In the present study, we focused on the verification of the observed effect of C1INH on platelet activation in our experimental system, which approximates currently used methods. Further studies that include experiments with blood plasma and whole blood as well as direct evaluation of platelet aggregation and expression of PS over a range of C1INH (and other plasma serine protease inhibitors) concentrations will be of value. It should be also mentioned that due to the receptor-dependency of observed effects of C1INH on platelets, the investigation on molecular mechanisms should be carried on in the future. This should include studying the potential effects of α-granules containing C1INH.
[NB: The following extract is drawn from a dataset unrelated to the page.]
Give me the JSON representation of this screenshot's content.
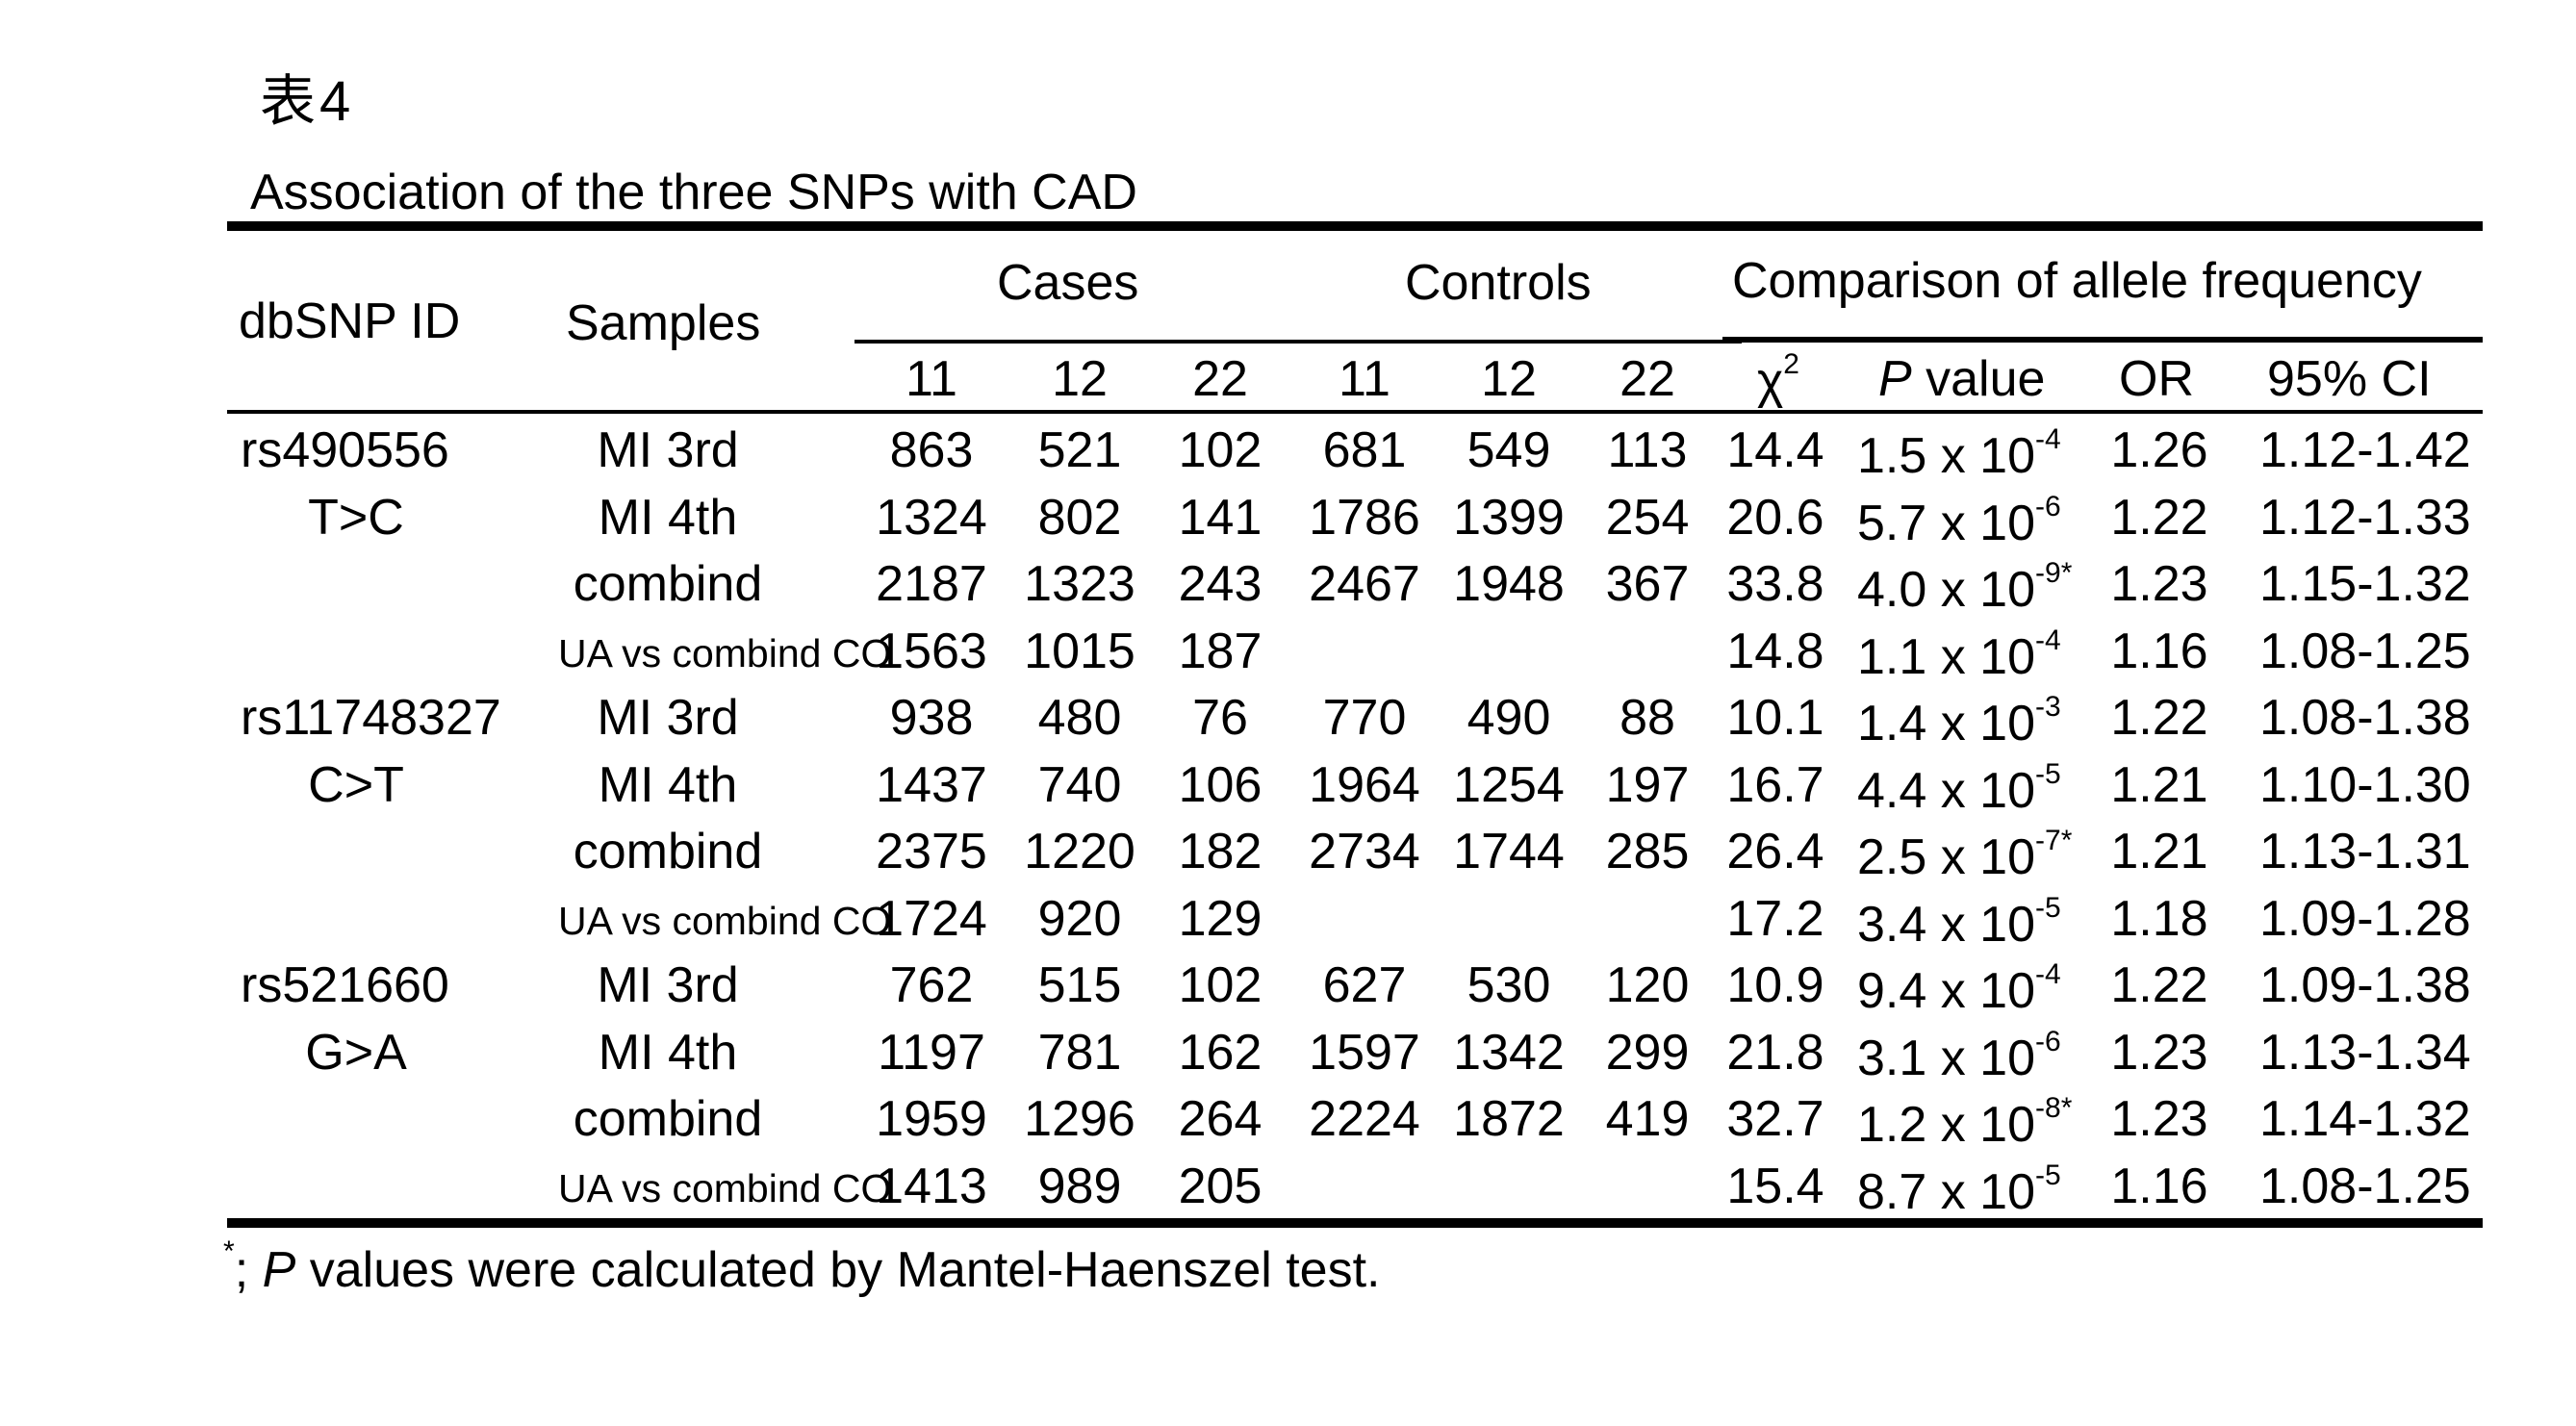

In conclusion, this work introduces a novel effect of C1INH on platelet activation in the presence of synthetic PAR1 and PAR4 agonists. This effect is receptor-dependent and can either facilitate (PAR1) or suppress (PAR4). These findings are important for platelet activation research and should be considered when designing further research studies to include C1INH in platelet preparations. Further studies are needed to identify the molecular mechanisms of the observed C1INH effects described.